Architecture firm Zeller & Moye teamed with artist Katie Paterson to create Mirage, a massive sculpture made from glass cylinders for Apple‘s campus in California. The sculpture was placed in an olive grove near the Visitor’s Center at Apple Park, the company’s main campus.
To create this public sculpture, Zeller & Moye worked with Scottish artist Katie Paterson to weave hundreds of cast glass cylinders through the olive grove, creating a path through the forest. The pillars of pure cast glass are made with sand collected from deserts across the Earth.
Mirage has been cast in whole single glass cylinders – each 6’ 7” high – by expert glass makers, with guidance from material scientists. Unique glass recipes were formulated for each desert resulting in pillars with subtle variations of color and texture. Innovative methods of working with glass at this scale were invented, in combination with techniques from the origins of glass making.
Together the columns combine the world’s deserts transformed into liquid-like material, flowing like a dune shaped by the wind. “Mirage is a global artwork,” said the team.

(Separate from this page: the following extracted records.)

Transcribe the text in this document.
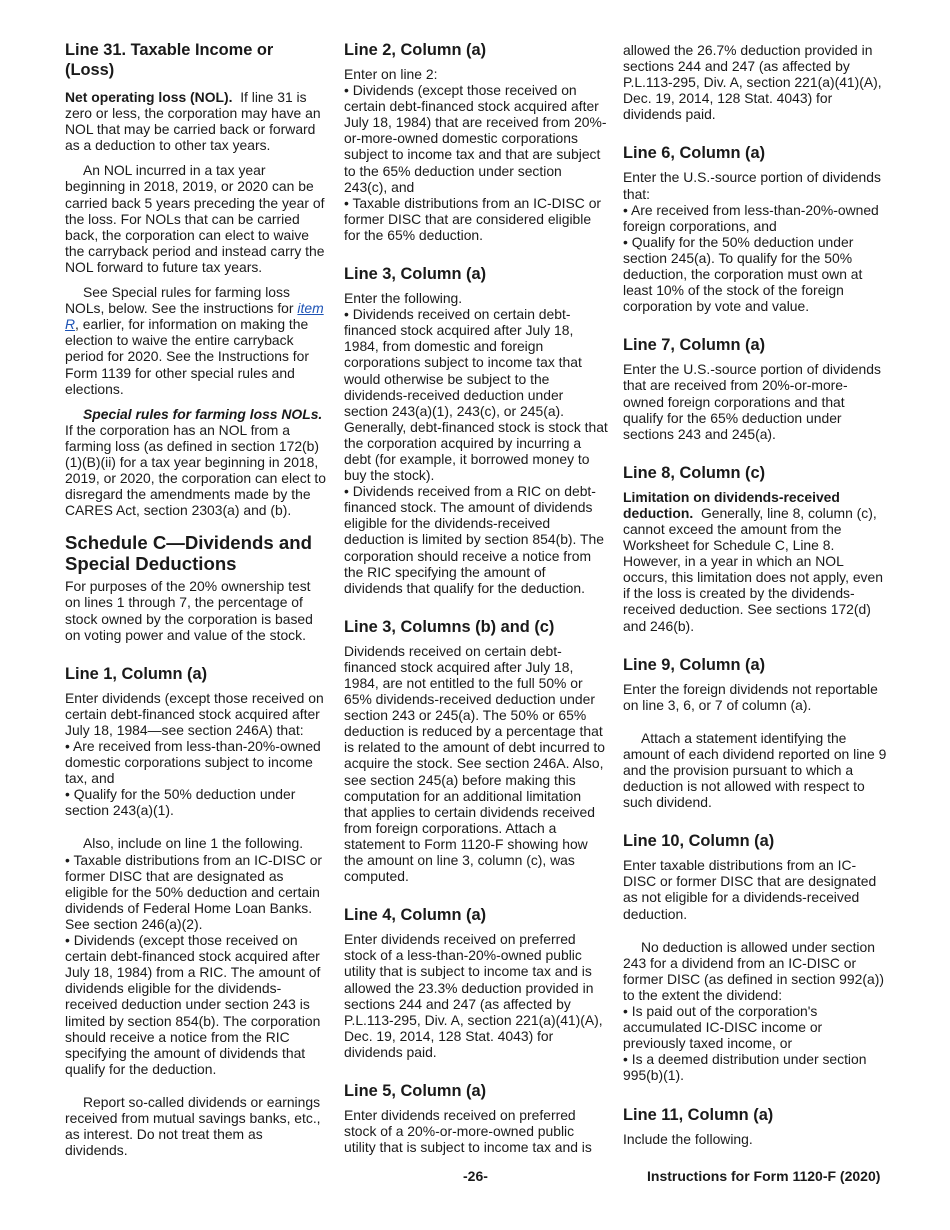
Line 31. Taxable Income or (Loss)

Net operating loss (NOL). If line 31 is zero or less, the corporation may have an NOL that may be carried back or forward as a deduction to other tax years.

An NOL incurred in a tax year beginning in 2018, 2019, or 2020 can be carried back 5 years preceding the year of the loss. For NOLs that can be carried back, the corporation can elect to waive the carryback period and instead carry the NOL forward to future tax years.

See Special rules for farming loss NOLs, below. See the instructions for item R, earlier, for information on making the election to waive the entire carryback period for 2020. See the Instructions for Form 1139 for other special rules and elections.

Special rules for farming loss NOLs. If the corporation has an NOL from a farming loss (as defined in section 172(b)(1)(B)(ii) for a tax year beginning in 2018, 2019, or 2020, the corporation can elect to disregard the amendments made by the CARES Act, section 2303(a) and (b).

Schedule C—Dividends and Special Deductions

For purposes of the 20% ownership test on lines 1 through 7, the percentage of stock owned by the corporation is based on voting power and value of the stock.

Line 1, Column (a)

Enter dividends (except those received on certain debt-financed stock acquired after July 18, 1984—see section 246A) that:

• Are received from less-than-20%-owned domestic corporations subject to income tax, and

• Qualify for the 50% deduction under section 243(a)(1).

Also, include on line 1 the following.

• Taxable distributions from an IC-DISC or former DISC that are designated as eligible for the 50% deduction and certain dividends of Federal Home Loan Banks. See section 246(a)(2).

• Dividends (except those received on certain debt-financed stock acquired after July 18, 1984) from a RIC. The amount of dividends eligible for the dividends-received deduction under section 243 is limited by section 854(b). The corporation should receive a notice from the RIC specifying the amount of dividends that qualify for the deduction.

Report so-called dividends or earnings received from mutual savings banks, etc., as interest. Do not treat them as dividends.

Line 2, Column (a)

Enter on line 2:

• Dividends (except those received on certain debt-financed stock acquired after July 18, 1984) that are received from 20%-or-more-owned domestic corporations subject to income tax and that are subject to the 65% deduction under section 243(c), and

• Taxable distributions from an IC-DISC or former DISC that are considered eligible for the 65% deduction.

Line 3, Column (a)

Enter the following.

• Dividends received on certain debt-financed stock acquired after July 18, 1984, from domestic and foreign corporations subject to income tax that would otherwise be subject to the dividends-received deduction under section 243(a)(1), 243(c), or 245(a). Generally, debt-financed stock is stock that the corporation acquired by incurring a debt (for example, it borrowed money to buy the stock).

• Dividends received from a RIC on debt-financed stock. The amount of dividends eligible for the dividends-received deduction is limited by section 854(b). The corporation should receive a notice from the RIC specifying the amount of dividends that qualify for the deduction.

Line 3, Columns (b) and (c)

Dividends received on certain debt-financed stock acquired after July 18, 1984, are not entitled to the full 50% or 65% dividends-received deduction under section 243 or 245(a). The 50% or 65% deduction is reduced by a percentage that is related to the amount of debt incurred to acquire the stock. See section 246A. Also, see section 245(a) before making this computation for an additional limitation that applies to certain dividends received from foreign corporations. Attach a statement to Form 1120-F showing how the amount on line 3, column (c), was computed.

Line 4, Column (a)

Enter dividends received on preferred stock of a less-than-20%-owned public utility that is subject to income tax and is allowed the 23.3% deduction provided in sections 244 and 247 (as affected by P.L.113-295, Div. A, section 221(a)(41)(A), Dec. 19, 2014, 128 Stat. 4043) for dividends paid.

Line 5, Column (a)

Enter dividends received on preferred stock of a 20%-or-more-owned public utility that is subject to income tax and is

allowed the 26.7% deduction provided in sections 244 and 247 (as affected by P.L.113-295, Div. A, section 221(a)(41)(A), Dec. 19, 2014, 128 Stat. 4043) for dividends paid.

Line 6, Column (a)

Enter the U.S.-source portion of dividends that:

• Are received from less-than-20%-owned foreign corporations, and

• Qualify for the 50% deduction under section 245(a). To qualify for the 50% deduction, the corporation must own at least 10% of the stock of the foreign corporation by vote and value.

Line 7, Column (a)

Enter the U.S.-source portion of dividends that are received from 20%-or-more-owned foreign corporations and that qualify for the 65% deduction under sections 243 and 245(a).

Line 8, Column (c)

Limitation on dividends-received deduction. Generally, line 8, column (c), cannot exceed the amount from the Worksheet for Schedule C, Line 8. However, in a year in which an NOL occurs, this limitation does not apply, even if the loss is created by the dividends-received deduction. See sections 172(d) and 246(b).

Line 9, Column (a)

Enter the foreign dividends not reportable on line 3, 6, or 7 of column (a).

Attach a statement identifying the amount of each dividend reported on line 9 and the provision pursuant to which a deduction is not allowed with respect to such dividend.

Line 10, Column (a)

Enter taxable distributions from an IC-DISC or former DISC that are designated as not eligible for a dividends-received deduction.

No deduction is allowed under section 243 for a dividend from an IC-DISC or former DISC (as defined in section 992(a)) to the extent the dividend:

• Is paid out of the corporation's accumulated IC-DISC income or previously taxed income, or

• Is a deemed distribution under section 995(b)(1).

Line 11, Column (a)

Include the following.

-26-	Instructions for Form 1120-F (2020)
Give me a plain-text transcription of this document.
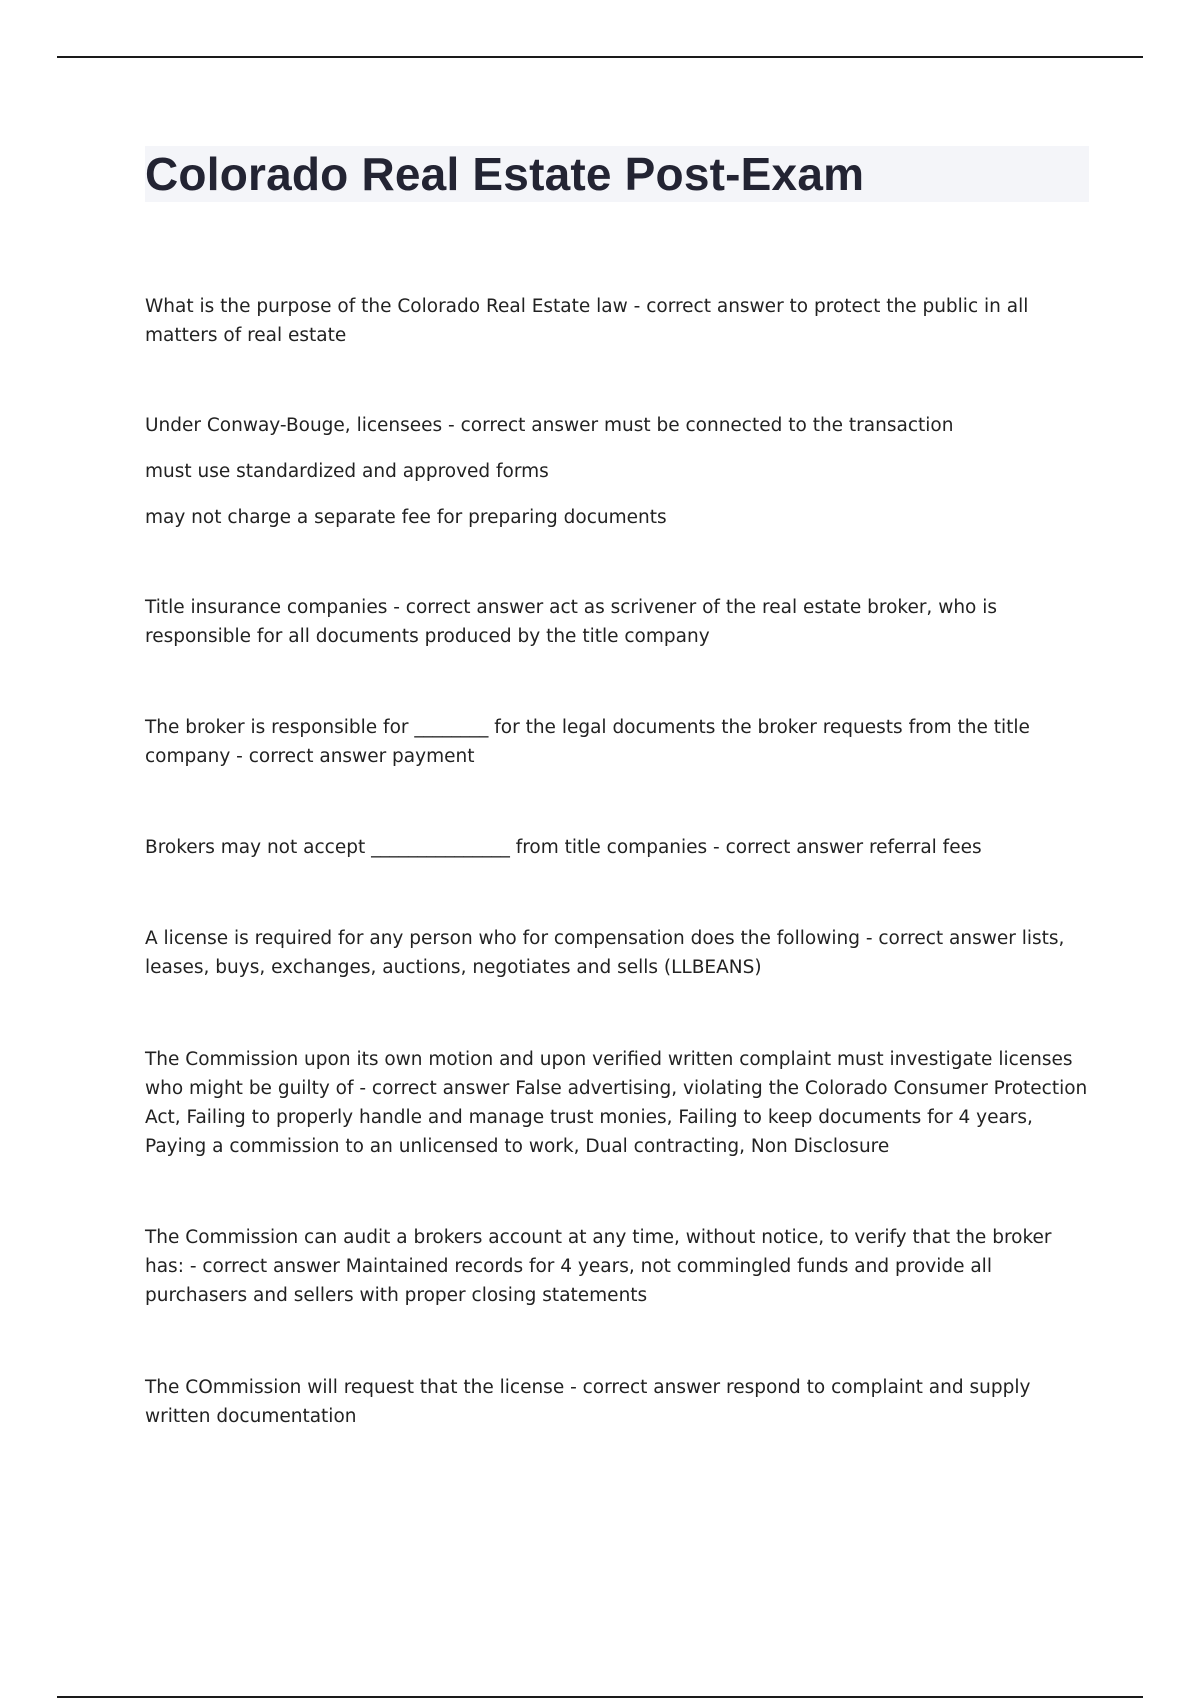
Colorado Real Estate Post-Exam

What is the purpose of the Colorado Real Estate law - correct answer to protect the public in all matters of real estate

Under Conway-Bouge, licensees - correct answer must be connected to the transaction

must use standardized and approved forms

may not charge a separate fee for preparing documents

Title insurance companies - correct answer act as scrivener of the real estate broker, who is responsible for all documents produced by the title company

The broker is responsible for ________ for the legal documents the broker requests from the title company - correct answer payment

Brokers may not accept _______________ from title companies - correct answer referral fees

A license is required for any person who for compensation does the following - correct answer lists, leases, buys, exchanges, auctions, negotiates and sells (LLBEANS)

The Commission upon its own motion and upon verified written complaint must investigate licenses who might be guilty of - correct answer False advertising, violating the Colorado Consumer Protection Act, Failing to properly handle and manage trust monies, Failing to keep documents for 4 years, Paying a commission to an unlicensed to work, Dual contracting, Non Disclosure

The Commission can audit a brokers account at any time, without notice, to verify that the broker has: - correct answer Maintained records for 4 years, not commingled funds and provide all purchasers and sellers with proper closing statements

The COmmission will request that the license - correct answer respond to complaint and supply written documentation
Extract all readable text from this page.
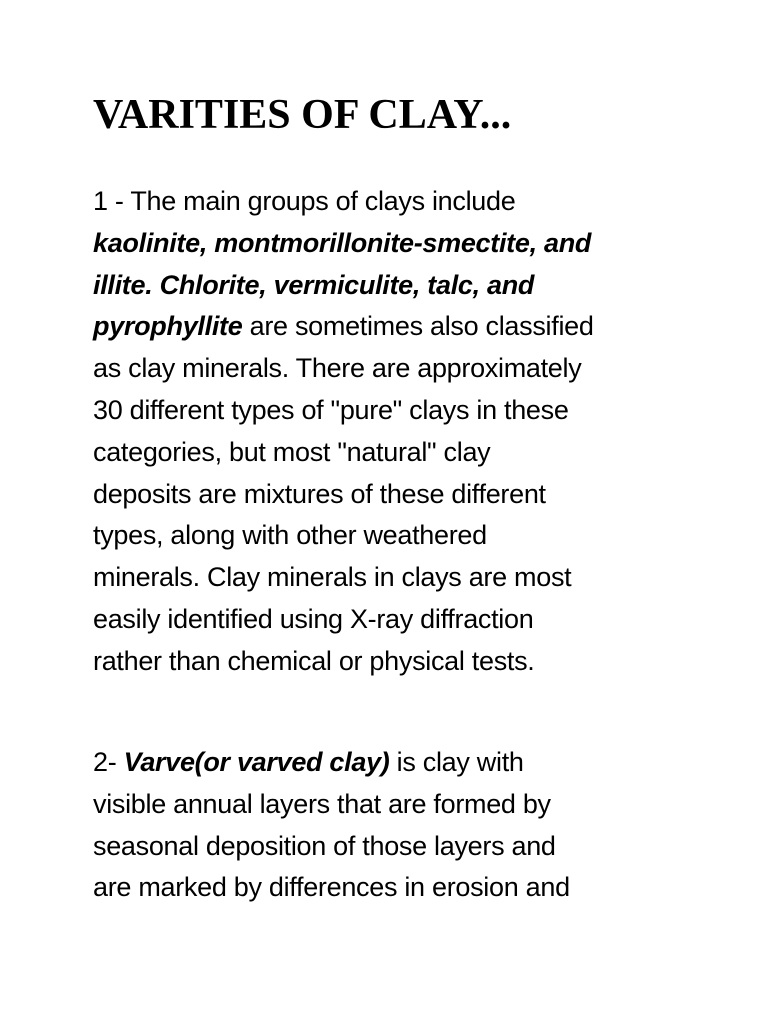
VARITIES OF CLAY...
1 - The main groups of clays include
kaolinite, montmorillonite-smectite, and
illite. Chlorite, vermiculite, talc, and
pyrophyllite are sometimes also classified
as clay minerals. There are approximately
30 different types of "pure" clays in these
categories, but most "natural" clay
deposits are mixtures of these different
types, along with other weathered
minerals. Clay minerals in clays are most
easily identified using X-ray diffraction
rather than chemical or physical tests.
2- Varve(or varved clay) is clay with
visible annual layers that are formed by
seasonal deposition of those layers and
are marked by differences in erosion and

“In the spirit of cooperation, sand was sustainably collected, in partnership with UNESCO, geologists and communities across the world’s desert regions,” it added. “The artwork celebrates each of the lands from which it is created, and the people who nurture, conserve, and sustain these lands.”
Mirage has a strong material presence, connecting to the elements and reflecting the environment. In daylight the sculpture varies in iridescence, and in the evening it gently glows. The experience of watching the light fall through becomes a form of meditation; time standing still.
Visitors can interact with the artwork, walking alongside and through, where the glass appears to subtly melt into the landscape, like a desert mirage. Mirage creates a moment of pause, inviting all visitors to slow down, and tune into the immensity and preciousness of our planet. Nothing of its kind exists anywhere else on Earth.